Arrays for C
Early draft proposal

John Nagle
Animats


Safer arrays for C - a proposal
(DRAFT 0.4)

 

Abstract

For many years, C programs have suffered from pointer problems. We offer a way out which is backwards compatible.The goal here is to extend C in a way which allows efficient subscript checking without losing backwards compatibility and without impacting performance significantly.

Introduction

Every day, as they have for decades, millions of computers around the world crash. Most of these crashes occur due to flaws in code written in the C programming language. The errors which cause the crashes usually involve unsafe pointer operations.

This problem is not inherent in programming at the level of C. Specific flaws in the pointer model of the C language are the source of the difficulty.. Ada, for example, is not afflicted with this problem. Yet because of the enormous installed base of C code, this problem has seemed insoluble in practice. It is not. There is a way out of this mess.

We offer a way out which is backwards compatible.The goal here is to extend C in a way which allows efficient subscript checking without losing backwards compatibility and without impacting performance significantly.

Previous work

We've chosen to address this problem for C, rather than C++. This is for practical reasons. A sizable portion of the open source community has rejected C++ to stay with C. The Linux kernel remains a C program, not a C++ program.

C++ attempts to address the memory safety issue, but the mechanism chosen is to paper over the problem by encapsulating C arrays inside collection classes defined by templates. Unfortunately, the STL collection classes "leak"; they allow access to C pointers which can be and which are misused. The prevalance of libraries and system calls with C interfaces also requires that direct access to C arrays be provided in C++.
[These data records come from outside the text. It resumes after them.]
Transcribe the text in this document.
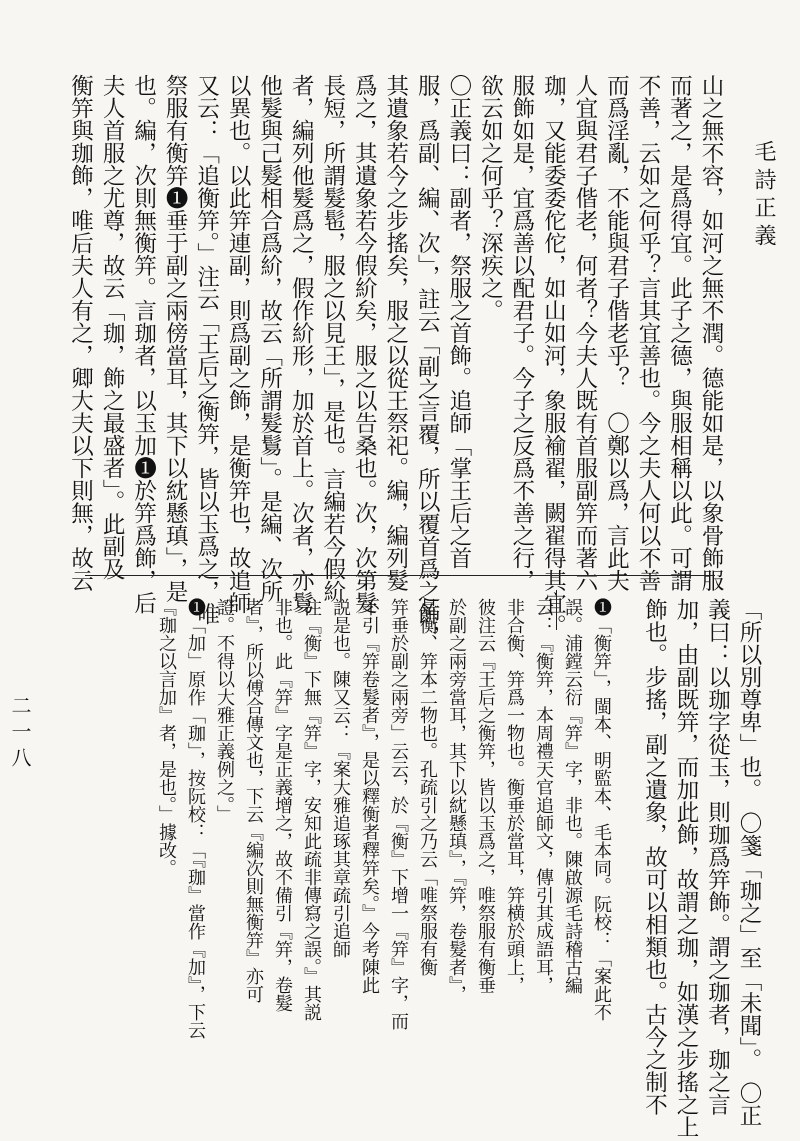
毛詩正義
二一八
山之無不容，如河之無不潤。德能如是，以象骨飾服
而著之，是爲得宜。此子之德，與服相稱以此。可謂
不善，云如之何乎？言其宜善也。今之夫人何以不善
而爲淫亂，不能與君子偕老乎？　〇鄭以爲，言此夫
人宜與君子偕老，何者？今夫人既有首服副笄而著六
珈，又能委委佗佗，如山如河，象服褕翟，闕翟得其宜。
服飾如是，宜爲善以配君子。今子之反爲不善之行，
欲云如之何乎？深疾之。
〇正義曰：副者，祭服之首飾。追師「掌王后之首
服，爲副、編、次」，註云「副之言覆，所以覆首爲之飾，
其遺象若今之步搖矣，服之以從王祭祀。編，編列髮
爲之，其遺象若今假紒矣，服之以告桑也。次，次第髮
長短，所謂髮髢，服之以見王」，是也。言編若今假紒
者，編列他髮爲之，假作紒形，加於首上。次者，亦鬄
他髮與己髮相合爲紒，故云「所謂髮鬄」。是編、次所
以異也。以此笄連副，則爲副之飾，是衡笄也，故追師
又云：「追衡笄。」注云「王后之衡笄，皆以玉爲之，唯
祭服有衡笄❶垂于副之兩傍當耳，其下以紞懸瑱」，是
也。編，次則無衡笄。言珈者，以玉加❶於笄爲飾，后
夫人首服之尤尊，故云「珈，飾之最盛者」。此副及
衡笄與珈飾，唯后夫人有之，卿大夫以下則無，故云
「所以別尊卑」也。　〇箋「珈之」至「未聞」。　〇正
義曰：以珈字從玉，則珈爲笄飾。謂之珈者，珈之言
加，由副既笄，而加此飾，故謂之珈，如漢之步搖之上
飾也。步搖，副之遺象，故可以相類也。古今之制不
❶「衡笄」，閩本、明監本、毛本同。阮校：「案此不
誤。浦鏜云衍『笄』字，非也。陳啟源毛詩稽古編
云：『衡笄，本周禮天官追師文，傳引其成語耳，
非合衡、笄爲一物也。衡垂於當耳，笄横於頭上，
彼注云『王后之衡笄，皆以玉爲之，唯祭服有衡垂
於副之兩旁當耳，其下以紞懸瑱』，『笄，卷髮者』，
是衡、笄本二物也。孔疏引之乃云「唯祭服有衡
笄垂於副之兩旁」云云，於『衡』下增一『笄』字，而
不引『笄卷髮者』，是以釋衡者釋笄矣。』今考陳此
説是也。陳又云：『案大雅追琢其章疏引追師
注『衡』下無『笄』字，安知此疏非傳寫之誤。』其説
非也。此『笄』字是正義增之，故不備引『笄，卷髮
者』，所以傅合傳文也，下云『編次則無衡笄』亦可
證。不得以大雅正義例之。」
❶「加」原作「珈」，按阮校：「『珈』當作『加』，下云
『珈之以言加』者，是也。」據改。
Efforts have been made to develop useful static analysis tools to detect subscript errors in C (not C++). ***MORE***

The problem: Array == Pointer

In C, the declarations

float tab[ ];
and
float* tab;

are equivalent. This has its uses, but since no size information, or even whether a pointer refers to an array or a single element, is carried along with an array, it is a source of error.

C does, of course, allow

float tab[100];

but the size must be a compile-time constant. To pass that array to a function, one would declare a function

void fn(size_t n, float tab[ ])
{
...
}

with the size of tab unknown to the language, although hopefully known to the programmer. This construct is the source of most of the buffer overflow problems in the world today.

C99 extensions

C99 introduced "variable length arrays", using this syntax:

void fn(size_t n)
{ float tab[n];
...
}

This feature was provided to allow variable length arrays of storage class auto, or "on the stack" arrays, which made simple numerical subroutines much more straightforward to write. (See the original edition of "Numerical Recipes in C" for the contortions required for temporary arrays prior to C99.) However, the only context in which this construct is allowed is for "auto" variables. This is limiting.
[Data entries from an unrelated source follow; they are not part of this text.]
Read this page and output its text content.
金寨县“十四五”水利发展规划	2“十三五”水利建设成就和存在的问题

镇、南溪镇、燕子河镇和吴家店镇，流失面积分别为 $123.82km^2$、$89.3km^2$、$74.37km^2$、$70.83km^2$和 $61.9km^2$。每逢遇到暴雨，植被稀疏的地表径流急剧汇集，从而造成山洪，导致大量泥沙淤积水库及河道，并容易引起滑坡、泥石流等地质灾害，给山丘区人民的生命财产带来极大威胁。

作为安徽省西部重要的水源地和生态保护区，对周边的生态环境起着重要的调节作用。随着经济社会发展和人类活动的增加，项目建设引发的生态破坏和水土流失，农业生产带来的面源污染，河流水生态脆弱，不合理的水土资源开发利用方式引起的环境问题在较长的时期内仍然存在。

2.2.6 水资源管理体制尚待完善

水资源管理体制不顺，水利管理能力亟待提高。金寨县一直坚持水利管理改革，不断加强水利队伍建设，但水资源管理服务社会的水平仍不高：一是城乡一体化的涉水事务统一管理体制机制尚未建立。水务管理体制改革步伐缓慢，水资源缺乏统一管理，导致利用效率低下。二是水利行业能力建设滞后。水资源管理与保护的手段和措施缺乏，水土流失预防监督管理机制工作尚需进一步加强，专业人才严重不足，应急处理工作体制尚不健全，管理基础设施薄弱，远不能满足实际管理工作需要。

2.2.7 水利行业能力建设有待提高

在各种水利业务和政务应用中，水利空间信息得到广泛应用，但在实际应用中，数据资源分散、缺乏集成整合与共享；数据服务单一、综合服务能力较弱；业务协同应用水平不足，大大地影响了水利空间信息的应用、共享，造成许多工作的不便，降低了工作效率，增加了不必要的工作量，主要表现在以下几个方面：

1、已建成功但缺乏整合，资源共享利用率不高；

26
C99 also introduced "static parameters":

void fn(static float tab[10])
{
...
}

At last, it's possible to talk about the size of an array parameter in C. But C99 limits the size to a constant.

Our proposal

We propose to allow the C99 variable length array syntax in more contexts, including formal function arguments:

void fn(size_t n, static float tab[n])
{
...
}

Here, we've provided a way to express in C what is really going on - an array of size n is being passed. Note that the information about the size of the array is not bundled with the array; the expected implementation remains the same. But the compiler now knows the size of the array.

So what is this good for? Subscript checking, call checking, and simplifying array manipulation.
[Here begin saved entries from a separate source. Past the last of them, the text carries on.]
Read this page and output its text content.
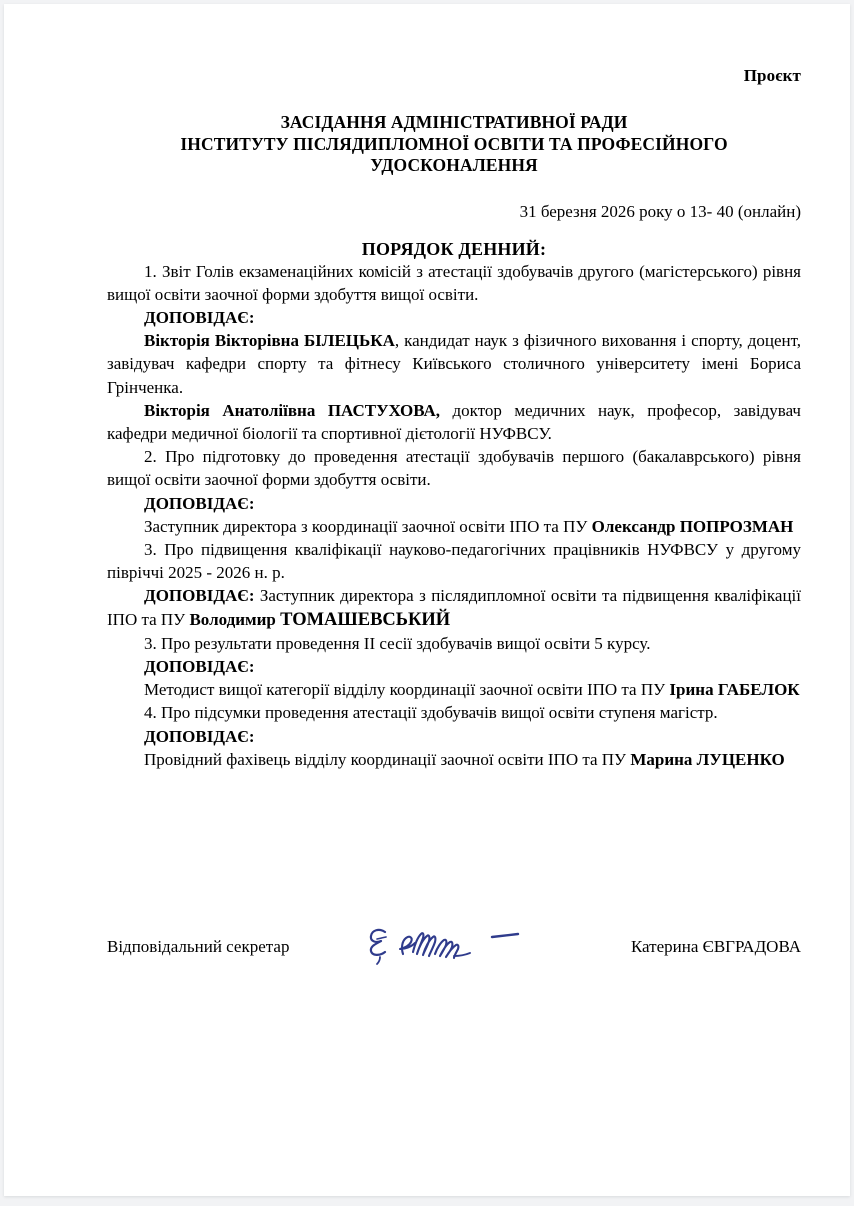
Проєкт
ЗАСІДАННЯ АДМІНІСТРАТИВНОЇ РАДИ
ІНСТИТУТУ ПІСЛЯДИПЛОМНОЇ ОСВІТИ ТА ПРОФЕСІЙНОГО
УДОСКОНАЛЕННЯ
31 березня 2026 року о 13- 40 (онлайн)
ПОРЯДОК ДЕННИЙ:

1. Звіт Голів екзаменаційних комісій з атестації здобувачів другого (магістерського) рівня вищої освіти заочної форми здобуття вищої освіти.

ДОПОВІДАЄ:

Вікторія Вікторівна БІЛЕЦЬКА, кандидат наук з фізичного виховання і спорту, доцент, завідувач кафедри спорту та фітнесу Київського столичного університету імені Бориса Грінченка.

Вікторія Анатоліївна ПАСТУХОВА, доктор медичних наук, професор, завідувач кафедри медичної біології та спортивної дієтології НУФВСУ.

2. Про підготовку до проведення атестації здобувачів першого (бакалаврського) рівня вищої освіти заочної форми здобуття освіти.

ДОПОВІДАЄ:

Заступник директора з координації заочної освіти ІПО та ПУ Олександр ПОПРОЗМАН

3. Про підвищення кваліфікації науково-педагогічних працівників НУФВСУ у другому півріччі 2025 - 2026 н. р.

ДОПОВІДАЄ: Заступник директора з післядипломної освіти та підвищення кваліфікації ІПО та ПУ Володимир ТОМАШЕВСЬКИЙ

3. Про результати проведення ІІ сесії здобувачів вищої освіти 5 курсу.

ДОПОВІДАЄ:

Методист вищої категорії відділу координації заочної освіти ІПО та ПУ Ірина ГАБЕЛОК

4. Про підсумки проведення атестації здобувачів вищої освіти ступеня магістр.

ДОПОВІДАЄ:

Провідний фахівець відділу координації заочної освіти ІПО та ПУ Марина ЛУЦЕНКО

Відповідальний секретар	Катерина ЄВГРАДОВА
As with C99 variable length arrays, sizeof (and, in most implementations, lengthof) become variable-valued functions which report the size in bytes and the length in elements of the array.

As a convenience, we suggest that the scope of formal argument declarations within a function prototype cover the entire function prototype, including the portion of the prototype preceding the declaration. This allows the common C idiom

void fn(float tab[n], size_t n)
{
...
}

and, of course, the common declaration

int read(int fd, char buf[n], size_t n);

None of this involves changing the run-time representation of arrays. This is entirely a compile time construct.

Subarrays

It's common in C to talk about a portion of an array using pointer operations. The usual syntax is

float tab[100];
float* tab2 = tab + 20

tab2 then represents an array beginning at tab[20], of undefined length.

We propose the syntax

float tab[100];
float tab2[80] = tab[20:100];

to express such things. The number before the colon is the index of the start of the subarray, and the second number is the index of the end + 1. (This follows Python's notational convention.) Again, the run-time representation is the same, and this is still a pointer assignment, not an array copy. We're now associating a length with "tab2", one which can be retrieved with lengthof or used for checking. In the example above, lengthof(tab) is 100 and lengthof(tab2) is 80.

Initialization

The common idiom

char s[ ] = "Hello, world.";

needs to be dealt with. This is actually a special case of array initialization:

float tab[ ] = {1.0, 1.5, 2.0} ;

This defines a fixed length array, so that the above is equivalent to

float tab[3] = {1.0, 1.5, 2.0};

and the first statement above is equivalent to

char s[14] = "Hello, world.";

These are now considered fixed-length arrays.

Left-side values

Assignment semantics present a problem. "Array assignment" in C usually means copying a pointer, not copying the array. The following is not allowed:

float tab1[10];
float tab2[10];
float tab3[ ];
float* p = 0;

...
tab2 = tab3; /* not allowed, left side not L-value */
tab3 = tab2; /* not allowed, size mismatch */
p = tab2; /* allowed, but array information lost */
typedef float float10[10]; /* array of size 10 */
float10* q;
q = &tab2; /* must explicitly take "address" of array */

This does not extend well to sized arrays . In C, arrays have an implicit conversion such that tab converts to &tab[0]. This builds the "array=pointer" convention into the language. We need to get past that.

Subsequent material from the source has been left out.